As is true for most sexuality research, findings are limited by the validity of retrospective self-report. In particular, the ability of men to accurately recall condom-specific events is critical to the validity of the study findings. The use of a convenience sample means that our findings may not be generalizable to other populations of young, African American men newly diagnosed with an STD. Finally, it should be noted that we assessed a limited number (i.e., 6) of user errors that may plausibly relate to breakage; thus other potentially important errors may have been neglected.

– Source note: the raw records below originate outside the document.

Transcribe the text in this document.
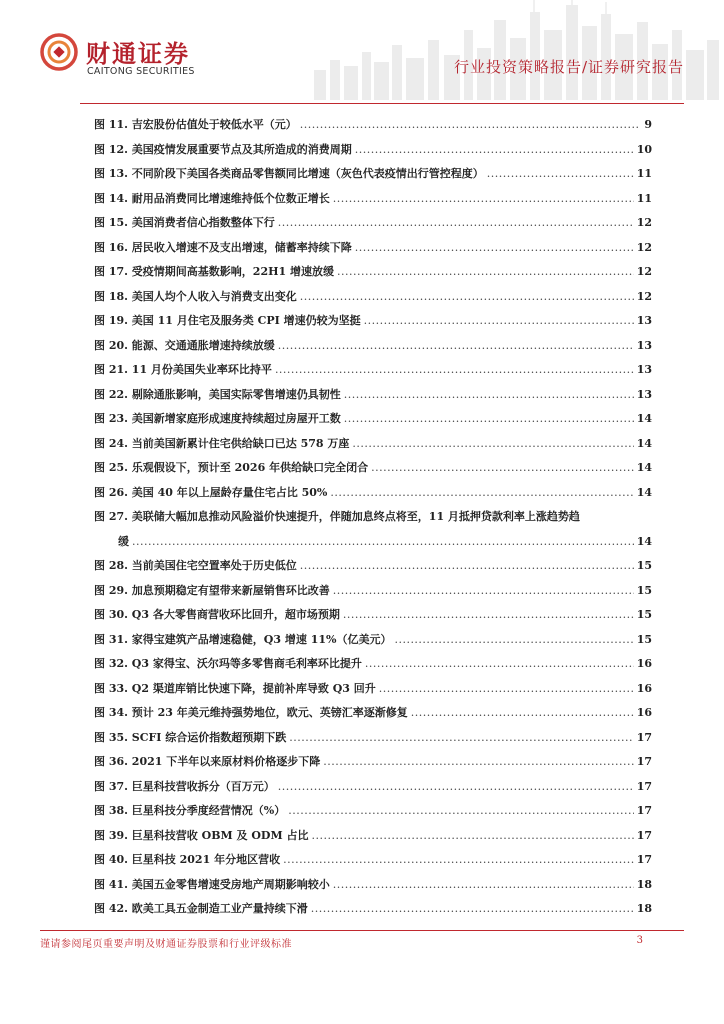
财通证券
CAITONG SECURITIES	行业投资策略报告/证券研究报告
图 11. 吉宏股份估值处于较低水平（元） .....	9
图 12. 美国疫情发展重要节点及其所造成的消费周期 .....	10
图 13. 不同阶段下美国各类商品零售额同比增速（灰色代表疫情出行管控程度） .....	11
图 14. 耐用品消费同比增速维持低个位数正增长 .....	11
图 15. 美国消费者信心指数整体下行 .....	12
图 16. 居民收入增速不及支出增速，储蓄率持续下降 .....	12
图 17. 受疫情期间高基数影响，22H1 增速放缓 .....	12
图 18. 美国人均个人收入与消费支出变化 .....	12
图 19. 美国 11 月住宅及服务类 CPI 增速仍较为坚挺 .....	13
图 20. 能源、交通通胀增速持续放缓 .....	13
图 21. 11 月份美国失业率环比持平 .....	13
图 22. 剔除通胀影响，美国实际零售增速仍具韧性 .....	13
图 23. 美国新增家庭形成速度持续超过房屋开工数 .....	14
图 24. 当前美国新累计住宅供给缺口已达 578 万座 .....	14
图 25. 乐观假设下，预计至 2026 年供给缺口完全闭合 .....	14
图 26. 美国 40 年以上屋龄存量住宅占比 50% .....	14
图 27. 美联储大幅加息推动风险溢价快速提升，伴随加息终点将至，11 月抵押贷款利率上涨趋势趋
缓 .....	14
图 28. 当前美国住宅空置率处于历史低位 .....	15
图 29. 加息预期稳定有望带来新屋销售环比改善 .....	15
图 30. Q3 各大零售商营收环比回升，超市场预期 .....	15
图 31. 家得宝建筑产品增速稳健，Q3 增速 11%（亿美元） .....	15
图 32. Q3 家得宝、沃尔玛等多零售商毛利率环比提升 .....	16
图 33. Q2 渠道库销比快速下降，提前补库导致 Q3 回升 .....	16
图 34. 预计 23 年美元维持强势地位，欧元、英镑汇率逐渐修复 .....	16
图 35. SCFI 综合运价指数超预期下跌 .....	17
图 36. 2021 下半年以来原材料价格逐步下降 .....	17
图 37. 巨星科技营收拆分（百万元） .....	17
图 38. 巨星科技分季度经营情况（%） .....	17
图 39. 巨星科技营收 OBM 及 ODM 占比 .....	17
图 40. 巨星科技 2021 年分地区营收 .....	17
图 41. 美国五金零售增速受房地产周期影响较小 .....	18
图 42. 欧美工具五金制造工业产量持续下滑 .....	18
谨请参阅尾页重要声明及财通证券股票和行业评级标准	3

Condom breakage among this sample of men newly diagnosed with an STD was common. This problem could be mitigated by counseling African American men attending STD clinics to avoid the use of oil-based lubricants and by teaching correct condom application skills such as how to unroll it down the shaft of the penis. Even in time-restricted clinical encounters the modest requirements of these 2 prevention messages make their implementation feasible.